ザ・ストーン・ローゼズが再結成し、マンチェスターのヒートンパークで計22万人を動員したライブを行うまでを追ったドキュメンタリー。

電気グルーヴのドキュメンタリー(『DENKI GROOVE THE MOVIE?』2015年)を作ったときにこれを参考にしました。構成がめちゃめちゃいいんです。

イアン・ブラウンがファンとハイタッチしながらステージに向かうシーンから入るんですが、それをハイスピードカメラで撮るという、絶対カッコいいやつで(笑)。しかも、そこに巨匠アルフレッド・ヒッチコックのインタビュー音声が重なるのも最高なんです。

『ザ・ストーン・ローゼズ:メイド・オブ・ストーン』
©Channel Four Television/BMSW Ltd. and Warp 1989 Ltd. 2013.

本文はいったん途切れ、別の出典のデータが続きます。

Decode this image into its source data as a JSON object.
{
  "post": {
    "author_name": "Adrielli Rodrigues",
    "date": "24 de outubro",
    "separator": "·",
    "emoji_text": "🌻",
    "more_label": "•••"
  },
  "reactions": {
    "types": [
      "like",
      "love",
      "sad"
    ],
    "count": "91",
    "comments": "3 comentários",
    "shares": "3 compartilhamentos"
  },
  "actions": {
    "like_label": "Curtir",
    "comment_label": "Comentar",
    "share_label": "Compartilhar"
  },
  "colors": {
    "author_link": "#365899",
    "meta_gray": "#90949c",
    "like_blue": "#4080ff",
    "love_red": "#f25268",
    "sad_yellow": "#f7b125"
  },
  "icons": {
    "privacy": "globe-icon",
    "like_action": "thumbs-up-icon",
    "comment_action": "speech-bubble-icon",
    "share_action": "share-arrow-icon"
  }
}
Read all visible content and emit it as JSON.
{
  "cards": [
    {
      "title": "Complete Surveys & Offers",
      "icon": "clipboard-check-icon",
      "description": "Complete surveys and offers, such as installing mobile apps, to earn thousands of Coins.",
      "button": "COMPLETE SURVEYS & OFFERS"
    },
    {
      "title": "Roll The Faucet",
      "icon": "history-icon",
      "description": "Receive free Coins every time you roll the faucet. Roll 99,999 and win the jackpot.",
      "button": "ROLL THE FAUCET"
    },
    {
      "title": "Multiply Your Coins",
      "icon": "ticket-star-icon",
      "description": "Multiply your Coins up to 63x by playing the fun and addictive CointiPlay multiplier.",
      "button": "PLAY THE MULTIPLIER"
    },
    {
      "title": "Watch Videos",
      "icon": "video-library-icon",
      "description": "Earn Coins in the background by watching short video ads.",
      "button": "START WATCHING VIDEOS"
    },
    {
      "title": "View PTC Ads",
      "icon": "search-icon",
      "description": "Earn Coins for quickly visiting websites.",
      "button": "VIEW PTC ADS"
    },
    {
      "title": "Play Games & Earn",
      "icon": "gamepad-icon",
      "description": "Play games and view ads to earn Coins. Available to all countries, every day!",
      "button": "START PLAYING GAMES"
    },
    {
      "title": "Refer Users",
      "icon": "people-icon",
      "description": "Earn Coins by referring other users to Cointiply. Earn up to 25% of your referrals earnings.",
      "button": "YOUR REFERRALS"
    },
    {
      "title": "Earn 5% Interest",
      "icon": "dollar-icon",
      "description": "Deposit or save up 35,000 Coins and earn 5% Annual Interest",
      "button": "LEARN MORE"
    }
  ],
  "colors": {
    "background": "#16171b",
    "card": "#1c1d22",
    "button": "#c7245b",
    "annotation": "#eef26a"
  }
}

ローゼズとは関係ない「幸せとは何か」という質問に答えるものですが、それをフリにして映画は始まり、ローゼズの結成から解散までの歴史が描かれる。

そして、15年ぶりにメンバーが再会、ライブに臨むことになるんですが、ラスト、ヒートンパークのシーンに入るところで再びヒッチコック。
「カメラはありのままのすべてを受け入れる。何も拒まず、何も執着せず、何も恐れず、何も求めず、何も憎まず、何も愛さず」。映像を撮る者と撮られる者の関係性を述べる言葉なんですが、これぞドキュメンタリーの真髄だと思います。